Tenth Circuit Slams Bail Industry


I just read the 10th Circuit Court of Appeals' (where I used to work, above) opinion in Collins v. Daniels, in which the bail industry, some NM legislators, and one former arrestee, whom they claimed could have been released more quickly on a money bond, sued a bunch of judges in New Mexico. The overall thrust of the suit was based on a belief that the New Mexico bail rules and use of the Arnold pretrial assessment instrument violated the constitution. In short, the appeals court affirmed the district court's ruling against the bail industry mostly on jurisdictional grounds (lack of standing, mootness, etc.,) and immunity, but the case reminds me of a couple of big points.
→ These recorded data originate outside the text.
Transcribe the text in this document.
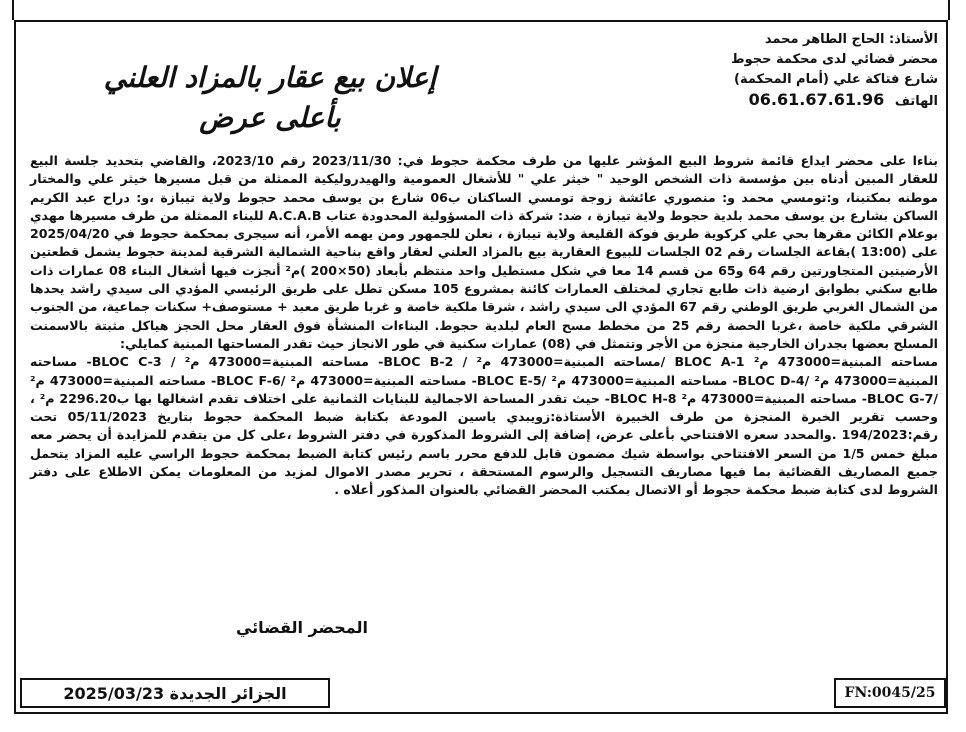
الأستاذ: الحاج الطاهر محمد
محضر قضائي لدى محكمة حجوط
شارع فتاكة علي (أمام المحكمة)
الهاتف 06.61.67.61.96
إعلان بيع عقار بالمزاد العلني
بأعلى عرض

بناءا على محضر ايداع قائمة شروط البيع المؤشر عليها من طرف محكمة حجوط في: 2023/11/30 رقم 2023/10، والقاضي بتحديد جلسة البيع للعقار المبين أدناه بين مؤسسة ذات الشخص الوحيد " خيثر علي " للأشغال العمومية والهيدروليكية الممثلة من قبل مسيرها خيثر علي والمختار موطنه بمكتبنا، و:تومسي محمد و: منصوري عائشة زوجة تومسي الساكنان ب06 شارع بن يوسف محمد حجوط ولاية تيبازة ،و: دراح عبد الكريم الساكن بشارع بن يوسف محمد بلدية حجوط ولاية تيبازة ، ضد: شركة ذات المسؤولية المحدودة عتاب A.C.A.B للبناء الممثلة من طرف مسيرها مهدي بوعلام الكائن مقرها بحي علي كركوية طريق فوكة القليعة ولاية تيبازة ، نعلن للجمهور ومن يهمه الأمر، أنه سيجرى بمحكمة حجوط في 2025/04/20 على (13:00 )بقاعة الجلسات رقم 02 الجلسات للبيوع العقارية بيع بالمزاد العلني لعقار واقع بناحية الشمالية الشرقية لمدينة حجوط يشمل قطعتين الأرضيتين المتجاورتين رقم 64 و65 من قسم 14 معا في شكل مستطيل واحد منتظم بأبعاد (50×200 )م² أنجزت فيها أشغال البناء 08 عمارات ذات طابع سكني بطوابق ارضية ذات طابع تجاري لمختلف العمارات كائنة بمشروع 105 مسكن تطل على طريق الرئيسي المؤدي الى سيدي راشد يحدها من الشمال الغربي طريق الوطني رقم 67 المؤدي الى سيدي راشد ، شرقا ملكية خاصة و غربا طريق معبد + مستوصف+ سكنات جماعية، من الجنوب الشرقي ملكية خاصة ،غربا الحصة رقم 25 من مخطط مسح العام لبلدية حجوط. البناءات المنشأة فوق العقار محل الحجز هياكل مثبتة بالاسمنت المسلح بعضها بجدران الخارجية منجزة من الأجر وتتمثل في (08) عمارات سكنية في طور الانجاز حيث تقدر المساحتها المبنية كمايلي:

مساحته المبنية=473000 م² BLOC A-1 /مساحته المبنية=473000 م² / BLOC B-2- مساحته المبنية=473000 م² / BLOC C-3- مساحته المبنية=473000 م² /BLOC D-4- مساحته المبنية=473000 م² /BLOC E-5- مساحته المبنية=473000 م² /BLOC F-6- مساحته المبنية=473000 م² /BLOC G-7- مساحته المبنية=473000 م² BLOC H-8- حيث تقدر المساحة الاجمالية للبنايات الثمانية على اختلاف تقدم اشغالها بها ب2296.20 م² ، وحسب تقرير الخبرة المنجزة من طرف الخبيرة الأستاذة:زويبدي ياسين المودعة بكتابة ضبط المحكمة حجوط بتاريخ 05/11/2023 تحت رقم:194/2023 .والمحدد سعره الافتتاحي بأعلى عرض، إضافة إلى الشروط المذكورة في دفتر الشروط ،على كل من يتقدم للمزايدة أن يحضر معه مبلغ خمس 1/5 من السعر الافتتاحي بواسطة شيك مضمون قابل للدفع محرر باسم رئيس كتابة الضبط بمحكمة حجوط الراسي عليه المزاد يتحمل جميع المصاريف القضائية بما فيها مصاريف التسجيل والرسوم المستحقة ، تحرير مصدر الاموال لمزيد من المعلومات يمكن الاطلاع على دفتر الشروط لدى كتابة ضبط محكمة حجوط أو الاتصال بمكتب المحضر القضائي بالعنوان المذكور أعلاه .

المحضر القضائي
الجزائر الجديدة 2025/03/23	FN:0045/25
The first point is that the case highlights the reason why this suit happened in the first place. Remember that bail reform in New Mexico started with a single opinion from the state supreme court writing about how judges were routinely violating the current law as written through the use of money bonds. This caused a stir, and led to both a constitutional change and new court rules. At the time, ABC slipped in and tried to de-rail the constitutional amendment, likely thinking that it could make up any lost ground by lobbying the legislature later on statutory changes.

The only problem? Well, as I've written before, ABC didn't realize that NM was a "court rules" state, which meant all of the bail rules could be changed without the legislature. When it finally figured that out, ABC made a few feeble attempts to raise a stink -- like some sort of legislative resolution and having the Governor try to derail bail reform in Utah -- but in NM, the damage was already done. This suit, then, was just the last ditch effort by the bail industry in NM to try to fix what ABC had broken.

The second point is that the case highlights what I have seen as a trend in the bail industry to take anything -- and I mean anything, including a potentially legitimate case -- and try to make it political for use in the rest of the state or even the country. In this particular case, the bail industry hired lawyers who, following the strategy of ABC and others, systematically screwed up the suit by adding various plaintiffs who lacked standing, all while not adequately researching actual precedent. In the end, the district court awarded what it called "Rule 11 Sanctions." Now, if you're an attorney in the federal courts, you don't want those sort of sanctions because they mean that your filing was baseless and/or frivolous. And take it from me, a guy who used to have to decide these things, the federal courts don't sanction people very often.

So, if ABC even tells you about this case (which I doubt), see if they mention what the court said at the end of the opinion: "This case is a prime example of the waste and distraction that result when attorneys disregard Rule 11's certifications."

For all you bail agents in other states, do remember this particular case when ABC arrives to help.